Property price resilience

In recent months, Hong Kong has been plagued by internal and external problems

The Sino-US trade war has continued. The global economy has suffered setbacks. The political events in Hong Kong have continued for nearly three months. There are still no signs of abating. The economy of Hong Kong is being challenged and the Hong Kong property market is hard to be affected. According to the latest data released by the Rating and Valuation Department, in July this year, the private residential price index reported 394.4 points, down about 0.1% month-on-month, and fell for two months. As for the first seven months of this year, the index still rose by about 9.7%, about 2.2 percentage points lower than the 11.9% increase in the same period last year. Among the many properties, the performance of large units and luxury homes is more prominent, and the resilience is slightly better.

Looking back at the easing of the trade war at the beginning of this year and the expected cooling of the Fed’s interest rate hike

stimulating property market transactions, property prices have also risen, and second-hand housing estates have successively recorded broken deals, but the mid-year trade war has reignited, adding to the shadow of the global economy. In June, Hong Kong was involved in a vortex of political events to combat the Hong Kong economy. The Government has lowered its annual economic growth forecast to 0% to 1%. In view of the weakening of the market sentiment, some second-hand owners who are eager to sell their flats have begun to widen the bargaining space to about 5% to 10% to facilitate transactions. Second-hand property prices have fallen slightly from high levels. If the political and economic situation continues to be unstable, it is expected that second-hand buyers will remain on the sidelines in the short term. Unless second-hand owners are willing to substantially reduce their prices, short-term second-hand trading will be “quickly frozen."

See the adjustment of property prices. Which types of units have strong resilience?
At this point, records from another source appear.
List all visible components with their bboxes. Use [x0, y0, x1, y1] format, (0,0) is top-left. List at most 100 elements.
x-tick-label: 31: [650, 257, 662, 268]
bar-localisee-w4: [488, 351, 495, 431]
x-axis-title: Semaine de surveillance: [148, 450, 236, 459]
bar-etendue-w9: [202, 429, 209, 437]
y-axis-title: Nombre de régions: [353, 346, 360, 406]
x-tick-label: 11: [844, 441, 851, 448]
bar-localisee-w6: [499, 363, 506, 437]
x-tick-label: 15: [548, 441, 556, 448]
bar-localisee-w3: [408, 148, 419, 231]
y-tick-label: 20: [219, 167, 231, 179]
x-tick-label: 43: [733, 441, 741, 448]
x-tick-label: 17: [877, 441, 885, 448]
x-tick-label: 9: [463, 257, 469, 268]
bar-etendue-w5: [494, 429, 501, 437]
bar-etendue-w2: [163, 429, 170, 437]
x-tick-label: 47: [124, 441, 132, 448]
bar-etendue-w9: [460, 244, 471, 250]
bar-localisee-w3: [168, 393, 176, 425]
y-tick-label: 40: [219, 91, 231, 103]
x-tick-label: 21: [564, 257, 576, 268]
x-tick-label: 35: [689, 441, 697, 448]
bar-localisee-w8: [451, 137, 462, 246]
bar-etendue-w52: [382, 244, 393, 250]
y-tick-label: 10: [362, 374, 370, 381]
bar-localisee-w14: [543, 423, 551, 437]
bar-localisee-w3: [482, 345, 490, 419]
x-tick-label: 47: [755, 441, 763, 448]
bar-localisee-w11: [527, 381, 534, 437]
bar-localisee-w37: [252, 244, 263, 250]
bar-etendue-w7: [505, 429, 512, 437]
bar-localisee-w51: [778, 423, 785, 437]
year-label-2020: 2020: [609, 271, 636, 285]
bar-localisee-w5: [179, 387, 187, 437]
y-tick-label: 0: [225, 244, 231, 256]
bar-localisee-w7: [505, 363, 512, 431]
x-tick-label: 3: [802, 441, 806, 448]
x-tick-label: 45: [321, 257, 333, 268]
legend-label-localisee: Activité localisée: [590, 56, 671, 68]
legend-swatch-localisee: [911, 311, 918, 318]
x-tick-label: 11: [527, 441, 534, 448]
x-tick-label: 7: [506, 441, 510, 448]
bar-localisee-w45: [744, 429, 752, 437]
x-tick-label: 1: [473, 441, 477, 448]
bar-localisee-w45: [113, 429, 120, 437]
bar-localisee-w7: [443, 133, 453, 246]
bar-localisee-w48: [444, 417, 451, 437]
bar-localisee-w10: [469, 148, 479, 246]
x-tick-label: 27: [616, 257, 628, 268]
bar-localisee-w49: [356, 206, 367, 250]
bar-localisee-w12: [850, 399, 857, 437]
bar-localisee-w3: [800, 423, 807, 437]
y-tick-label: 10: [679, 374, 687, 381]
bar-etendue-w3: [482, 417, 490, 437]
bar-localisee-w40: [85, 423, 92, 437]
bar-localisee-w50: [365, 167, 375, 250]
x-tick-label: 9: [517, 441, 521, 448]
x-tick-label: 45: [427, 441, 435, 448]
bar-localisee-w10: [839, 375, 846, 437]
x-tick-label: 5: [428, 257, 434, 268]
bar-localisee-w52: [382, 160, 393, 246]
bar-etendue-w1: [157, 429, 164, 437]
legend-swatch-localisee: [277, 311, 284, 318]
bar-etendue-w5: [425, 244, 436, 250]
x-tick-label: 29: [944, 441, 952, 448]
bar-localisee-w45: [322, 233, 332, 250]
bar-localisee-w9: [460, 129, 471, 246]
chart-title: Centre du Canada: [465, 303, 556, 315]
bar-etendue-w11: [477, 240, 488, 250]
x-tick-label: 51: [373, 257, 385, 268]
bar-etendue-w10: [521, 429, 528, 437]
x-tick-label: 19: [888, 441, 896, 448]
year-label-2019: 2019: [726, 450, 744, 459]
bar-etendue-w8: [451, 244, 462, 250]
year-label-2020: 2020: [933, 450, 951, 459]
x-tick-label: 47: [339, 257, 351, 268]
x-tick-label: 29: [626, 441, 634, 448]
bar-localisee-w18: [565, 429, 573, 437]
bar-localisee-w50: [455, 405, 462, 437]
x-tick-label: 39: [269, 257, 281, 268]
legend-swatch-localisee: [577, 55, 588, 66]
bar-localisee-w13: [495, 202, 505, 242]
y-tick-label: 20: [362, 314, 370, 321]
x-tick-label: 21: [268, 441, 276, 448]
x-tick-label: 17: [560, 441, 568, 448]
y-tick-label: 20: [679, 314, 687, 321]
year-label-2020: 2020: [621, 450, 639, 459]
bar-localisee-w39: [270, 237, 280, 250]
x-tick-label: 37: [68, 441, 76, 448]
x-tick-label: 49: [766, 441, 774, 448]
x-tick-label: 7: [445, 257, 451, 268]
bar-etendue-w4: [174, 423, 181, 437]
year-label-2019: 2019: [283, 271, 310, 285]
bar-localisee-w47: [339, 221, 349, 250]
According to the data of the Department of Differential Assessment, the unit size of the two types of areas in July this year was very different. The small and medium-sized selling price index of 1,075 sq. ft. and below was 397.4 points, down by about 0.15%. This year, as of July, it has accumulated a cumulative increase of about 9.8%. However, the sale price of large residential units with a saleable area of ​​1,075 square feet or more is raised. The unit price index for this category was 333.7 points, up about 0.66% from June. In the first seven months of this year, it still rose by about 7.9%. The above data reflects that large units are more resilient than small and medium-sized units. In fact, large-scale luxury residential units are more powerful and their holding power is stronger than that of small and medium-sized units. Therefore, the price is relatively “hard”.

It is worth noting that, under the unclear market prospects, some buyers may choose to “rent first", wait and see the development of the market and then decide whether to enter the market. In addition, during the summer vacation rental season, many mainland residents will be welcome to start school and rent. The market is buoyant. According to the data of the Department of Differential Assessment, the rent index for July was 197.3 points, which rose by about 0.3% month-on-month and rose for five consecutive months. Looking ahead, there are a lot of new entrants in the future. According to statistics, there are more than 20 new entrants in the second half of the year, involving a total of more than 11,000 gangs. The supply centers include Kai Tak, Yuen Long and Tseung Kwan O. The market demand for housing is strong. The rental market continues to thrive in the short term.